Thursday, January 29, 2009

A Bucket of Warm Spit

    The government scandals in Illinois led pundits to draw parallels with the colorful history of political corruption in my home state of Louisiana.
    The comparisons are facile, but shallow.
    A more striking parallel, which those pundits have failed to draw, is between the Louisiana Legislature in the Huey Long era.
    Louisiana had a constitution that like the U.S. Constitution created three branches of government. Huey Long was elected governor under that constitution and proceeded to shred it, establishing what is likely the closest thing we have seen to a dictatorship in America.
    He seized control of the legislature. Those who didn’t succumb to persuasion were bullied and blackmailed. One legislator is said to have a waved a copy of the constitution in front of Long only to be met with the response that “I’m the constitution now.”
    Soon the courts and the supposedly independent state agencies were under his thumb, too. He even instituted a Bureau of Criminal Identification, a separate organization responsible only to the governor, which could arrest and detain anybody without warrant.
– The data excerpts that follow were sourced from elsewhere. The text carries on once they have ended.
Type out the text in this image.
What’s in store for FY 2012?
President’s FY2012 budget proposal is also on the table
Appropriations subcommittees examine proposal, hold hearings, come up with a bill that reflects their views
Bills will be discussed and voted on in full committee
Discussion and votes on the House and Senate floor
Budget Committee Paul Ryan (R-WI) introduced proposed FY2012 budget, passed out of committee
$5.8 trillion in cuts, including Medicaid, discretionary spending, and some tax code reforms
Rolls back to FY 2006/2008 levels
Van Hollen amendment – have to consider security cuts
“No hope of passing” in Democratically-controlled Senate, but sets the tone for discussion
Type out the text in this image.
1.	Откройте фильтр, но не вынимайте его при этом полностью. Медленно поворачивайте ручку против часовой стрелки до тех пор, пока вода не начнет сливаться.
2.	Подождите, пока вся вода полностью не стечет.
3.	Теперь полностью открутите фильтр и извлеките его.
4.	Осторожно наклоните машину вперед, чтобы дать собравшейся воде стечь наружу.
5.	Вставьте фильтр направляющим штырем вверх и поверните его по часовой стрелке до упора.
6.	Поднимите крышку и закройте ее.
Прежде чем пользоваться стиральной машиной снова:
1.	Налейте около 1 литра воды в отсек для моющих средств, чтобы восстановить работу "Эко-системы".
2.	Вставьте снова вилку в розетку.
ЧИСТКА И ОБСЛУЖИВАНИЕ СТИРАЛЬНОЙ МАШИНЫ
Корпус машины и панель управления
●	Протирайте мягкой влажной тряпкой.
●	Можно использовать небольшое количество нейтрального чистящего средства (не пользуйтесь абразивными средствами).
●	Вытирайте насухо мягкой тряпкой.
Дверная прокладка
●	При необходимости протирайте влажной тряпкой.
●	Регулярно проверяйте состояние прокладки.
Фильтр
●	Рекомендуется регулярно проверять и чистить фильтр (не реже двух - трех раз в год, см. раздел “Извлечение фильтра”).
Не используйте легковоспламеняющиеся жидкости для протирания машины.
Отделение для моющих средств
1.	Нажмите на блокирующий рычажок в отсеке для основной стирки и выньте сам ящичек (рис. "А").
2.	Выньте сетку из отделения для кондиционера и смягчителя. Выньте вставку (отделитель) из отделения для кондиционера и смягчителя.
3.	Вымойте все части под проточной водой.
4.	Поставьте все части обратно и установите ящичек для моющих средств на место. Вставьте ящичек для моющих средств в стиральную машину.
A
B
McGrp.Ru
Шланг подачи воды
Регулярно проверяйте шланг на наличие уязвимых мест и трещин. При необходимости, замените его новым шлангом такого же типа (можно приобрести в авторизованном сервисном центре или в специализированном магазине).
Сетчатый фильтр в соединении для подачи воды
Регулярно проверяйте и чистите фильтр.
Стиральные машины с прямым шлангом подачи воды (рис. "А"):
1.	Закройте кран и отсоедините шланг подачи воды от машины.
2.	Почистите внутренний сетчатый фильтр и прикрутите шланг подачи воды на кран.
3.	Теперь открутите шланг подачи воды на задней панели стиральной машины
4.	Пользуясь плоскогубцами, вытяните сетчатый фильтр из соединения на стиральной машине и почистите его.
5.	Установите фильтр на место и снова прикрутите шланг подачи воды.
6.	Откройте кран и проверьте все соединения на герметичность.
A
    Of course, Adolph Hitler became chancellor of Germany under the Weimar Constitution and then shredded it.
    We can look back and shake our heads and wonder why no one was brave enough or principled enough or cared to defend the constitutions.
    One day perhaps we will look at our national government and wonder why no one was brave enough or principled enough or cared to defend the Constitution.
    Power flows to the executive branch during times of military or financial crisis. People seem to be more willing to accept authoritarian government when they are afraid.
    Congress long ago gave up its constitutional authority to declare war. Its authority “to make Rules for the Government and Regulation of the land and naval Forces.”
    After 9/11, when the Land of the Brave became the Land of the Afraid, instead of providing leadership to defend the constitution, the Congress rolled over to the executive branch. The same people who once called for reading the Constitution literally suddenly found that some of the provisions that spell out the most fundamental rights – the right to a Writ of Habeas Corpus, the prohibition of unreasonable searches and seizures, the right to a speedy trial and to be confronted with witnesses – didn’t mean exactly what the words say. The executive branch could decide what they meant.
    The Congress’s most immediate priorities seem to be securing partisan advantage and winning re-election.
    The founding fathers weren’t gods, or even demigods, although I think we can make the case that they were visionaries. They had had recent experiences with the abuses of power, and they framed a constitution that was designed to prevent the government they were creating from subjecting its citizens to those same abuses.
    They provided a framework, but no written constitution can protect our freedom unless we – and those we elect to lead – believe in it enough to defend it.
    John Nance Garner famously said that the vice presidency wasn’t worth a bucket of warm spit.
    Which may put it one notch above the Congress.